Yüksek Yönetim Denetçisi (Ombudsman) Emine Dizdarlı, Ulaştırma Bakanlığı’nın “Ercan Havaalanı’nın Yeniden Yapılandırılması kapsamında Türkiye Cumhuriyeti’nden yaptığı Teknik ve Hukuki konularda hizmet alımına” ilişkin ödemenin kimin tarafından yapılacağının sözleşmenin içerisinde yer almadığını ve bu hususun çok ciddi bir eksiklik ve ciddi bir idari ihmal teşkil ettiğini vurguladı.

Dizdarlı, bu nedenle hiçbir yasal dayanağı olmayan Ulaştırma Bakanlığı’nın kararının geri alınması veya iptal edilmesi ve yargı yolunun ivedilikle açılması gerektiğini belirterek, “Ulaştırma Bakanlığı’nın söz konusu kararına tabi şirketlerin devletimiz aleyhine herhangi bir yasal işlem başlatmaları ve davalarında başarılı olmaları halinde, devletimiz ve keza İyi İdare Yasası tahtında sayın Tahsin Ertuğruloğlu doğabilecek zararı ödemek zorunda kalabilirler” dedi.

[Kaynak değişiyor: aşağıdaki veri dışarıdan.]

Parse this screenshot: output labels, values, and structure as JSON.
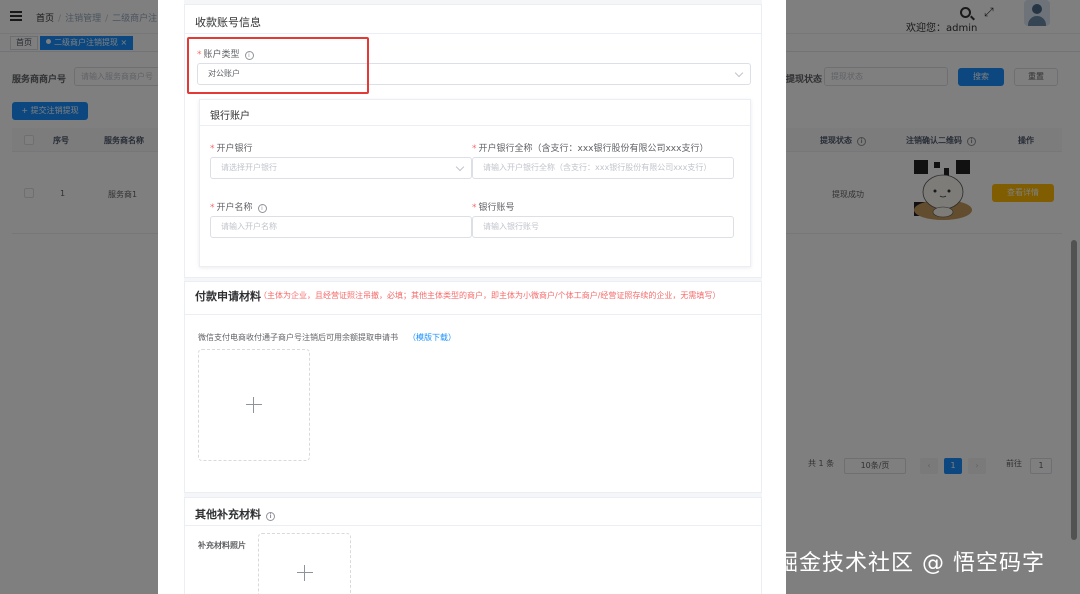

Ulaştırma Bakanı Tahsin Ertuğruloğlu’na konuyla ilgili çeşitli sorular sorduğunu ancak hiçbirine cevap verilmediğini ifade eden Dizdarlı, “Sayın Tahsin Ertuğruloğlu, bunun tam aksine konuyu saptırarak, bu meblağın devlet bütçesinden çıkmayacağını, bu konunun benim yetki alanım içerisinde olmadığını ve yöntemimi, üslubumu veya edebimi eleştirerek şahsıma yönelik yersiz eleştirilerde bulunmuştur. Kamu vicdanı ve temiz toplum anlayışı gereği sorduğum sorulara cevap verilmesi elzemdir” ifadelerini kullandı.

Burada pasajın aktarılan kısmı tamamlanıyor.